So the morning came and by about 10am I was done waiting to hear from my mother and I called her for an update. She had informed me that as of that moment, no one had called her or my father back. I encouraged her to call both the primary care physicians office as well as the GI surgeon. She had to leave messages.
About an hour later, the nurse for the GI surgeon gave my mother a call and told her that someone from central scheduling would be calling her to set up a PET for my father. She also said that the physicians assistance would be calling in the afternoon with the pathology results.
A few moments later my mother called me again, this time with my dad on the phone, both speaking to me via speaker phone.
My father asked me, “I thought they couldn’t order this test because of my kidney.” I took the time to explain to him that previously he was unable to get contrast due to a high creatinine level. This is a PET scan that injects a radioactive sugar into his system to see how his body is behaving.
I used the comparison of a weather map. CT: seeing the states, land, boundaries; PET: is the ability to see weather patterns on top of the map. Alone it tells only a partial story, together it tells a more comprehensive story. My dad understood.
My father then asked me, “Is this the test you asked them to do at the beginning but they said they couldn’t?”
Oh crap, how do I respond? Do I tell the truth? Do I deflect until the physician calls? Deep breath. Breath in. Breath out. Go for it. My response, “Yes. At the beginning they said they would not order a PET because it will not be reimbursed. Insurance will only reimburse a PET scan once you have been diagnosed with cancer.”
My father quickly jumps in and responds, Oh, so you are saying that this is cancer.
I reply, “Yes dad, this is cancer. I am sorry to be the one to tell you. When the doctor calls this afternoon this is what they will tell you. You now have cancer.”

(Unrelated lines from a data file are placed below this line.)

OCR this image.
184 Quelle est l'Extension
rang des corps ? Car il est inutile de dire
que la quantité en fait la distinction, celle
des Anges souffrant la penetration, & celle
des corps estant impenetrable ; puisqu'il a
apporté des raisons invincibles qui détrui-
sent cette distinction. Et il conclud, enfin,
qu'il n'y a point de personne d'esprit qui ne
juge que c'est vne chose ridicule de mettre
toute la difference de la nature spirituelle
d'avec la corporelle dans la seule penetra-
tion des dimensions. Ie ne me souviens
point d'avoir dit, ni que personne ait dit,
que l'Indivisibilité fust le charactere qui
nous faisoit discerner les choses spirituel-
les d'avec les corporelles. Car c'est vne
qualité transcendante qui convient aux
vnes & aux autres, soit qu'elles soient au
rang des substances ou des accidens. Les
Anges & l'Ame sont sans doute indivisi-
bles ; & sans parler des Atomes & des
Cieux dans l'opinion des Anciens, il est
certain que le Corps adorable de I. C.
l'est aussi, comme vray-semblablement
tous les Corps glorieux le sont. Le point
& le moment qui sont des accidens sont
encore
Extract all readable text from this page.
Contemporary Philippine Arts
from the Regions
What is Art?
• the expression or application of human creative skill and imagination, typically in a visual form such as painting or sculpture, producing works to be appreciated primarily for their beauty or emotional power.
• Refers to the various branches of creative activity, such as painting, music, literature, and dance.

I could tell my father was a bit deflated in the news. He then jumped and said, well we will get the test, and then they should be able to operate and cut out the spot in my pancreas and the two spots in my liver, right?
I told my father that he would need to wait until we heard from the doctors office to understand the pathology. We would need to see what the PET scan shows. If all goes well, then yes, you may be able to have surgery.
My father said okay. Sounds good. Let’s get this done.
I did then mention to both my parents that I have another suggestion. Since this is pancreatic cancer, and there are two spots in the liver, that it would make sense to seek a 2nd opinion at a larger medical center. Pancreatic cancer is not as common as prostate, breast, or lung. It is about who has expertise and sees enough to be equipped to treat it appropriately. You should consider an opinion from UW Madison or Mayo. The other item is that the topic of pain also needs to be front and center of the discussions. At one of the mentioned facilities, they have multidisciplinary teams in place that can address you pancreatic cancer, but will also make a plan on how to manage your pain throughout, and if that point in time comes, when and how to transition to palliative and hospice.
My parents said that they will seek a second opinion and know I am directing them as I would anyone else, and that this is my expertise. They trust in my opinion.
I also told my father that I can give him the information, I can help him understand it, and I can advocate that his voice is heard in all of the decision making process with treatment. I also said that ultimately this is all your decision to make. I can guide, but whatever you decide, I will respect.
This is your story. I can provide the paper on which to write it, but you hold the pencil. Only you have the power to choose what words are written, and what words are omitted.
This will be my fathers chapter on cancer. Hopefully there will be plenty of other chapters to follow.